Experience teaches the amateur cook and gardener that not all methods of juicing are suitable for every fruit or vegetable. You can use the following recommendations as a guide for juicing rhubarb.

Better not: Juice the rhubarb while cold

Rhubarb is a very fibrous vegetable. When juicing with an electric juicer or an electric juicer, it can easily happen that the fibers get caught in the tools of the devices and have to be constantly freed from them. This is extremely time-consuming and lengthens the juicing process.

Since rhubarb should be heated before consumption to render the oxalic acid harmless, hot juicing is preferable to cold juicing.

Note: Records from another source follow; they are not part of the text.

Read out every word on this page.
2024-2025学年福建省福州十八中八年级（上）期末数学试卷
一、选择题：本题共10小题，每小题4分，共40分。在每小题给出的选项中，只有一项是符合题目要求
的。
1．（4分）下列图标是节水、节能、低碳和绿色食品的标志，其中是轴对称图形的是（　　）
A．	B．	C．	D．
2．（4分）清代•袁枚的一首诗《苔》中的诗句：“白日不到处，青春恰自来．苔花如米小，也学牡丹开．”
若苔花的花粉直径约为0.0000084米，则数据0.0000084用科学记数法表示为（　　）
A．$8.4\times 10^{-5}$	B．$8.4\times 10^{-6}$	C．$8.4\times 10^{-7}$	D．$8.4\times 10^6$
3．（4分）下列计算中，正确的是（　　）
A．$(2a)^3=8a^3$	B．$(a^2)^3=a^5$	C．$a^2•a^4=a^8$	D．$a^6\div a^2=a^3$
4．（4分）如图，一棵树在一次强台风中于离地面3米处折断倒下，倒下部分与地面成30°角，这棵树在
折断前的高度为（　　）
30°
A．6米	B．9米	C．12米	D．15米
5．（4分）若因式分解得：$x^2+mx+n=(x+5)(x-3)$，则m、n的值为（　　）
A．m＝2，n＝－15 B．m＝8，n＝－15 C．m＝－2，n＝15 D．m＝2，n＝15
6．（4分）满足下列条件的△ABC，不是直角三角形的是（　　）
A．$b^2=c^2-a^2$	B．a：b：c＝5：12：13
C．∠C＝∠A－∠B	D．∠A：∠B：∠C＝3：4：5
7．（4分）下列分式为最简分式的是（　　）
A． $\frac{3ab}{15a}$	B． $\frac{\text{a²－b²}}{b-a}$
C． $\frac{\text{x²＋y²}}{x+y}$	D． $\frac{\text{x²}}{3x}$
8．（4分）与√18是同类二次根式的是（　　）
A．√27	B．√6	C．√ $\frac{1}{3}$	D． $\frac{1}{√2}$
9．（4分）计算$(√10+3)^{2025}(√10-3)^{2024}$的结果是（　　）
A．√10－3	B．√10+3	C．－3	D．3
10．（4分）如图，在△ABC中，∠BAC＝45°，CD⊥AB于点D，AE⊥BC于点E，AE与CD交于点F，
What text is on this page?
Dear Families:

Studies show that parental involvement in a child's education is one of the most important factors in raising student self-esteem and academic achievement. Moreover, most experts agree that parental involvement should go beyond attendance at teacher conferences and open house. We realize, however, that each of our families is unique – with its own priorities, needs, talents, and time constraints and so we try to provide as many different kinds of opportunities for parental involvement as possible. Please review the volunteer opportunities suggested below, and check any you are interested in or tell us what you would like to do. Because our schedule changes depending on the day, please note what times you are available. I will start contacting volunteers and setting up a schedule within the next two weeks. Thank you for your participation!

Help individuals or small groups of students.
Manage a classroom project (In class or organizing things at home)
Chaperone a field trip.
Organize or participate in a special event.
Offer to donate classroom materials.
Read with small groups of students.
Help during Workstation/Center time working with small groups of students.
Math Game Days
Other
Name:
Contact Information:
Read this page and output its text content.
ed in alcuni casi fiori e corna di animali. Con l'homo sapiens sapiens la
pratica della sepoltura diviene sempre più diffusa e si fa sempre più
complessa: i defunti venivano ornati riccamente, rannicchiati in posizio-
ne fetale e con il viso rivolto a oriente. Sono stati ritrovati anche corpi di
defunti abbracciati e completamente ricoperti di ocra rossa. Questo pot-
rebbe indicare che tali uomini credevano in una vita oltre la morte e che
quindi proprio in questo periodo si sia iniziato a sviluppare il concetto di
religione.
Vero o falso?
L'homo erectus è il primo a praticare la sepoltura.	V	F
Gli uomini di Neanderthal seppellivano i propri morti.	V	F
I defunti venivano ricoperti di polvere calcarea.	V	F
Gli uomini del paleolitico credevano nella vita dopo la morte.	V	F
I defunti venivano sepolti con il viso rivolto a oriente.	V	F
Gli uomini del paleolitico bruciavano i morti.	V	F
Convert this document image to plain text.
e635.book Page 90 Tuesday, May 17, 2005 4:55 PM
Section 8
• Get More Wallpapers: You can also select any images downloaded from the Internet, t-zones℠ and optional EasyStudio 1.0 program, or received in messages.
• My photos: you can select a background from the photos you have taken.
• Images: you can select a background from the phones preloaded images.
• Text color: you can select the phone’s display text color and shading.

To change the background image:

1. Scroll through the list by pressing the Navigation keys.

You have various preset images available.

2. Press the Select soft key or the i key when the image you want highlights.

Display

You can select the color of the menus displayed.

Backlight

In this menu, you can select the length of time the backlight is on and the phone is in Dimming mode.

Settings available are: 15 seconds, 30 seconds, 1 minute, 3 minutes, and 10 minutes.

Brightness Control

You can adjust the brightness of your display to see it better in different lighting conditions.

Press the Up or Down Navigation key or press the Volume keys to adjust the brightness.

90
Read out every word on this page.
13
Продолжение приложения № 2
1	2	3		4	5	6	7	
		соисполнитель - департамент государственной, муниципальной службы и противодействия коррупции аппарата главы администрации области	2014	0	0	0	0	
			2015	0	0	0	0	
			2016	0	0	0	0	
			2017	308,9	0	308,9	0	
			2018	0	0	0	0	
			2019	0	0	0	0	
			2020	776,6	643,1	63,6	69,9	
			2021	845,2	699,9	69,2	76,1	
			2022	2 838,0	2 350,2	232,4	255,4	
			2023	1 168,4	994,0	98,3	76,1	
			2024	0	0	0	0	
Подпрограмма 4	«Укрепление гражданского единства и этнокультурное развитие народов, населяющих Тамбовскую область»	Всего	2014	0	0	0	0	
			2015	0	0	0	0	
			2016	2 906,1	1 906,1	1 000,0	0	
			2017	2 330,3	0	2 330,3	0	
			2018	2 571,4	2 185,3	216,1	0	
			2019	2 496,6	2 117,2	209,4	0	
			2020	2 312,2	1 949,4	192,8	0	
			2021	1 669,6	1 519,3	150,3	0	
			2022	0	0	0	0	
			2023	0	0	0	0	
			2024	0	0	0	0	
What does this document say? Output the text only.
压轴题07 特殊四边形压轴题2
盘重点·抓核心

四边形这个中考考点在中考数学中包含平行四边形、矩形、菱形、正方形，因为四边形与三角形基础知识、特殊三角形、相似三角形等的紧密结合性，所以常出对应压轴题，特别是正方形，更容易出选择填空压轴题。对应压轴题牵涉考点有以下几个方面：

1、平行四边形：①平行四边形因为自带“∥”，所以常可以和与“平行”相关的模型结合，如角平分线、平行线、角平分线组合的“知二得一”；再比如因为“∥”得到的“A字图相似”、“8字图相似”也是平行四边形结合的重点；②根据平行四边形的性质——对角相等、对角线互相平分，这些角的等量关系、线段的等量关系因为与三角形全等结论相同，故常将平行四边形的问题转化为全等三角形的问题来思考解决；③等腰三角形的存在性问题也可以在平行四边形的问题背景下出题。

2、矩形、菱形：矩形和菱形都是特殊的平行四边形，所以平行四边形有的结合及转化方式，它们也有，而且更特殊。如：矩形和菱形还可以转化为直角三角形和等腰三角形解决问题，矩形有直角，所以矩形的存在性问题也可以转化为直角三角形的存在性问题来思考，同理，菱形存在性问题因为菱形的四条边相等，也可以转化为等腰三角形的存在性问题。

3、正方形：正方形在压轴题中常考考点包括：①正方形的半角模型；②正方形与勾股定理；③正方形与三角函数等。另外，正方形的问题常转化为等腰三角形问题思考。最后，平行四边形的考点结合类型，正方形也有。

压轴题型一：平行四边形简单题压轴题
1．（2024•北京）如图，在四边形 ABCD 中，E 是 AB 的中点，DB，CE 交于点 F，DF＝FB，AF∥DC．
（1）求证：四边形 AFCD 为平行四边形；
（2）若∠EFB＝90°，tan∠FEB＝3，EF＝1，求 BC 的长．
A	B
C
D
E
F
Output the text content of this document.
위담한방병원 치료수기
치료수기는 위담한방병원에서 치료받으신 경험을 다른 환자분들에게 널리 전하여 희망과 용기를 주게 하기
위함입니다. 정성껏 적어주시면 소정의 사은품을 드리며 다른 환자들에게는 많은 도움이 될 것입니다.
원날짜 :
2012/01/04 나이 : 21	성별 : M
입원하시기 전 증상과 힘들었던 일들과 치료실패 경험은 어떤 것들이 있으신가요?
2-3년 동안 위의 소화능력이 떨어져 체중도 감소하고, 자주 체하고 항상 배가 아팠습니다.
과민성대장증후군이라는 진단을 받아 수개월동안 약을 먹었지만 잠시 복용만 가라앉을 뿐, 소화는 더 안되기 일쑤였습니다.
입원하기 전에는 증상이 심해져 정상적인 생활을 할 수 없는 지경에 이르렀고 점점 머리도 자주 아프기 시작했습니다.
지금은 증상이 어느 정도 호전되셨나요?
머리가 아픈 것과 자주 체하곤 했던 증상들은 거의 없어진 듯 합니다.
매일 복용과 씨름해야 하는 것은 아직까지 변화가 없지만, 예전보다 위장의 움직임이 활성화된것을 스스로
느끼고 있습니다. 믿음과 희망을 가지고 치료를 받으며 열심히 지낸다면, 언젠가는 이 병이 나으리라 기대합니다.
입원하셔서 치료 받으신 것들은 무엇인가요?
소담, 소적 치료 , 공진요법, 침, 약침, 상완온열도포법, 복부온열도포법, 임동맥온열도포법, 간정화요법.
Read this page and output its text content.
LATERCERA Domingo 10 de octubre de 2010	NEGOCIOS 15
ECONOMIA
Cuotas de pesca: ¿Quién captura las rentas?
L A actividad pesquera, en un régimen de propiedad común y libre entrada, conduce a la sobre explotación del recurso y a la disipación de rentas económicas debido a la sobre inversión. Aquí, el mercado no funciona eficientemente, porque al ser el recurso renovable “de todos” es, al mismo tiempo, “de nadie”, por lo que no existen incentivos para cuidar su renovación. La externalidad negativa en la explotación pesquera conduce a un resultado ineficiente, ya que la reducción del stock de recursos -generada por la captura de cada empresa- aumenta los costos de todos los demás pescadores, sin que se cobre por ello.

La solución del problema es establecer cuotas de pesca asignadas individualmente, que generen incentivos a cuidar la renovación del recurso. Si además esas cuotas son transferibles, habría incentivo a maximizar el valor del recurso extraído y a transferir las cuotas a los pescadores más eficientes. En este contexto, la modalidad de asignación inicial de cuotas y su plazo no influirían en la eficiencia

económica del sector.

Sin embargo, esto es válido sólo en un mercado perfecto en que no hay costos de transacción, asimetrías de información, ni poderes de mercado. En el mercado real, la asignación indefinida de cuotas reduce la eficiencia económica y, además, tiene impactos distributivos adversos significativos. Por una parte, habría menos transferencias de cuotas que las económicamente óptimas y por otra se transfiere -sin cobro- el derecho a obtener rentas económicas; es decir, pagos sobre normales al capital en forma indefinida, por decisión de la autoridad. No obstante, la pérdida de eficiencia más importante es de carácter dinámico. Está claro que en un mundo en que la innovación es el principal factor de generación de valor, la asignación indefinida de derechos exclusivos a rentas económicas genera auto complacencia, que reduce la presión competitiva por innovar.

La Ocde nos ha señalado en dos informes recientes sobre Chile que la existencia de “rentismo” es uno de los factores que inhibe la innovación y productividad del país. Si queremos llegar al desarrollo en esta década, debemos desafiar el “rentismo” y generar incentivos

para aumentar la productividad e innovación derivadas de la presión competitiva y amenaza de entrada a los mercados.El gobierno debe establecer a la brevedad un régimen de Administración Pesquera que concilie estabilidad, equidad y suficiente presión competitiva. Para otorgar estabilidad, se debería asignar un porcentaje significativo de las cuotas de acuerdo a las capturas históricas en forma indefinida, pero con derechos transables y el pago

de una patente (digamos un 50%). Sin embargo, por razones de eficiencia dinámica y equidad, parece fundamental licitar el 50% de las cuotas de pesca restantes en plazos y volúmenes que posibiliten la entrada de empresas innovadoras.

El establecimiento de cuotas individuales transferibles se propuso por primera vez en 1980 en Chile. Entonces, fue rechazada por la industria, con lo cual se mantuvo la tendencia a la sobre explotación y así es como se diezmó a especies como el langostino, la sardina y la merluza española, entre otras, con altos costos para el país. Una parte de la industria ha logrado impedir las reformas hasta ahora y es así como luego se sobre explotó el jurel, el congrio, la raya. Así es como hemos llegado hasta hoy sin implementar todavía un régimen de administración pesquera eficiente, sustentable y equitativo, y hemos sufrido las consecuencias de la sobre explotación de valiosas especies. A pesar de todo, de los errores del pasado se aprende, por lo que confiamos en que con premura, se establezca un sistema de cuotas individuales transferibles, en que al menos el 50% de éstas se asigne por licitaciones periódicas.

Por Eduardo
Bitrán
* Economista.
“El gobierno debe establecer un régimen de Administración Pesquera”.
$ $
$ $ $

Two ways to hot-extract rhubarb

With hot juicing you can choose between a saucepan and a steam extractor. It's easier with the steam extractor, but juicing rhubarb in a saucepan has the advantage that you don't have to buy a new kitchen appliance. Either way, you can sprinkle some sugar over the rhubarb to sweeten the juice.

  • Saucepan: Wash the rhubarb stalks, cut them into two centimeter long pieces and place them in a sufficiently large saucepan. Cover the rhubarb pieces with water and cook for 20 minutes. Strain the soft-boiled rhubarb through a sieve. To clarify the juice thus obtained, filter it through a cheesecloth. If you want to preserve the rhubarb juice, boil it again before filling it into sterile bottles and sealing them immediately.
  • Steam extractor: Put the washed and chopped rhubarb in the fruit basket of the steam extractor. Fill the bottom pot of the device with a little water, place the juice container on it and the filled fruit basket over it. Put a lid on the steam extractor and put it on the stove for about an hour. After this time, fill the rhubarb juice into sterile bottles (this way it will keep).